Emirate fordern sofortiges Ende iranischer Angriffe Raketenprogramm soll künftig im Zentrum eines Abkommens stehenEmirate fordern sofortiges Ende iranischer Angriffe Raketenprogramm soll künftig im Zentrum eines Abkommens stehen
Die Vereinigten Arabischen Emirate warnen vor einem langfristigen Vertrauensbruch in der Golfregion. Gleichzeitig halten sie ein baldiges Ende des Krieges für möglich.
Für künftige Verhandlungen mit Iran soll nicht mehr nur das Atomprogramm, sondern vor allem das Raketenarsenal entscheidend sein.
Ein hochrangiger Vertreter der Vereinigten Arabischen Emirate hat ein sofortiges Ende iranischer Angriffe auf Staaten der Golfregion gefordert. Teherans Vorgehen habe in der Region einen tiefen Vertrauensbruch ausgelöst, der noch Jahrzehnte nach dem Ende des Krieges spürbar sein könne.

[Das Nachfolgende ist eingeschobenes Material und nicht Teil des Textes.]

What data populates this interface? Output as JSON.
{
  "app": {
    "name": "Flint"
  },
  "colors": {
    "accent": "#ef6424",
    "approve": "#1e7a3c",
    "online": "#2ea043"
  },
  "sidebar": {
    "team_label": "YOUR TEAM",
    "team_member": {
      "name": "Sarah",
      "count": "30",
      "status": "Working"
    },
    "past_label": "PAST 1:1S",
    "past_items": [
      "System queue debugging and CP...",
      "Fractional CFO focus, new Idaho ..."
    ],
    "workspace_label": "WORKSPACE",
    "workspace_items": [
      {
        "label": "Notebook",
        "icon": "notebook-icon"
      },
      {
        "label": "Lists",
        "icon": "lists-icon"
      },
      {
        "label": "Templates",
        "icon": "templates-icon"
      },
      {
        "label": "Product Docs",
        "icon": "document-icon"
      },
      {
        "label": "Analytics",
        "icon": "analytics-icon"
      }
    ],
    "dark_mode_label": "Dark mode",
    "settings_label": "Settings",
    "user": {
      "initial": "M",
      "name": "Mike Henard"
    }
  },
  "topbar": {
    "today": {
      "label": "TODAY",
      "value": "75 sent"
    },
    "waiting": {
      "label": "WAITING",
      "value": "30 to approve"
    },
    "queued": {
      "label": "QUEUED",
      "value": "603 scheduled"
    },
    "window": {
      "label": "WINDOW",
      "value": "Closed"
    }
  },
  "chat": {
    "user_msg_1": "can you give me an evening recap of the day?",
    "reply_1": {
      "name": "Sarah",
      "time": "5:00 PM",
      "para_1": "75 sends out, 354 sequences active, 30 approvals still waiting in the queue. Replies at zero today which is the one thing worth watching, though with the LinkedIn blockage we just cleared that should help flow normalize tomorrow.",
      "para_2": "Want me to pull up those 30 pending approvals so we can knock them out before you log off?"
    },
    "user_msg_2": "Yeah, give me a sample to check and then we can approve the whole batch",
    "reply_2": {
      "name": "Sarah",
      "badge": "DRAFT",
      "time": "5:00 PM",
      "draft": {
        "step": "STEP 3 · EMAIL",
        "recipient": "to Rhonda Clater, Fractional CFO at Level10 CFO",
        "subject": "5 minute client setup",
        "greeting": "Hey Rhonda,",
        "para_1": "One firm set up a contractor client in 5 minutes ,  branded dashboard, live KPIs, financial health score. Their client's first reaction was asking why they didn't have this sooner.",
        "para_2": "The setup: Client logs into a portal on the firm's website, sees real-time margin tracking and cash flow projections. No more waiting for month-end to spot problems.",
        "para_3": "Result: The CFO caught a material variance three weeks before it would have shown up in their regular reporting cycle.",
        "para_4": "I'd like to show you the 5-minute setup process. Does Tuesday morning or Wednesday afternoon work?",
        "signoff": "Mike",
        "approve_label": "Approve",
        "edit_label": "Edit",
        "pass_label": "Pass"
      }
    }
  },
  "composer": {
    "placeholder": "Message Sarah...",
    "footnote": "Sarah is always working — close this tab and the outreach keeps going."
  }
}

Der Emirati-Vertreter erklärte, die Angriffe Irans auf Staaten, die selbst nicht an den Kämpfen beteiligt seien, müssten sofort aufhören. Besonders Länder der Golfregion seien durch Raketen und Drohnen des iranischen Regimes bedroht worden.
Die Regierung der Vereinigte Arabische Emirate habe sich deshalb frühzeitig auf eine mögliche Eskalation vorbereitet. Dazu gehörten unter anderem der Aufbau von Lebensmittelreserven sowie zusätzliche Infrastrukturmaßnahmen, um Versorgung und Stabilität im Land zu sichern.
Nach Einschätzung des Beamten könnte der Krieg gegen das iranische Regime dennoch schneller enden als viele Beobachter erwarten. Die militärische Auseinandersetzung könne „früher als später“ zu einem Ende kommen, sagte er.
Unabhängig davon werde der politische Schaden jedoch bleiben. Die Angriffe Irans hätten ein massives Vertrauensdefizit geschaffen, das die Beziehungen in der Region langfristig prägen werde. Dieses Misstrauen könne Jahrzehnte bestehen bleiben.
Besonders deutlich äußerte sich der Vertreter zu möglichen künftigen Verhandlungen mit Teheran. Ein neues Abkommen werde sich nicht mehr ausschließlich auf das iranische Atomprogramm konzentrieren können.
Stattdessen müsse das iranische Raketenprogramm in den Mittelpunkt rücken. Die Fähigkeit Irans, ballistische Raketen und Drohnen einzusetzen, habe sich im aktuellen Krieg als entscheidender Faktor erwiesen.
Die Emirate sehen darin eine zentrale Sicherheitsfrage für die gesamte Golfregion. Während frühere internationale Abkommen vor allem die nuklearen Ambitionen Irans begrenzen sollten, rückt nun die militärische Reichweite des Regimes stärker in den Fokus.
Der Emirati-Vertreter lobte zudem die militärische Unterstützung durch Frankreich während der aktuellen Krise. Französische Kampfflugzeuge vom Typ Rafale seien bereits zu Beginn der Kämpfe im Rahmen eines Verteidigungsabkommens mit den Emiraten eingesetzt worden.
Diese Maschinen hätten gemeinsam mit den Luftverteidigungssystemen der Emirate an Patrouillen teilgenommen und dabei Raketen und Drohnen abgefangen.
Trotz der militärischen Spannungen zeigt sich die Regierung in Abu Dhabi überzeugt, dass die wirtschaftliche Stabilität des Landes nicht gefährdet ist. Das Steuer- und Wirtschaftssystem der Emirate bleibe eines der attraktivsten Modelle der Region.
Die Regierung wolle das Land weiterhin verteidigen und gleichzeitig daran arbeiten, schrittweise wieder zur Normalität zurückzukehren.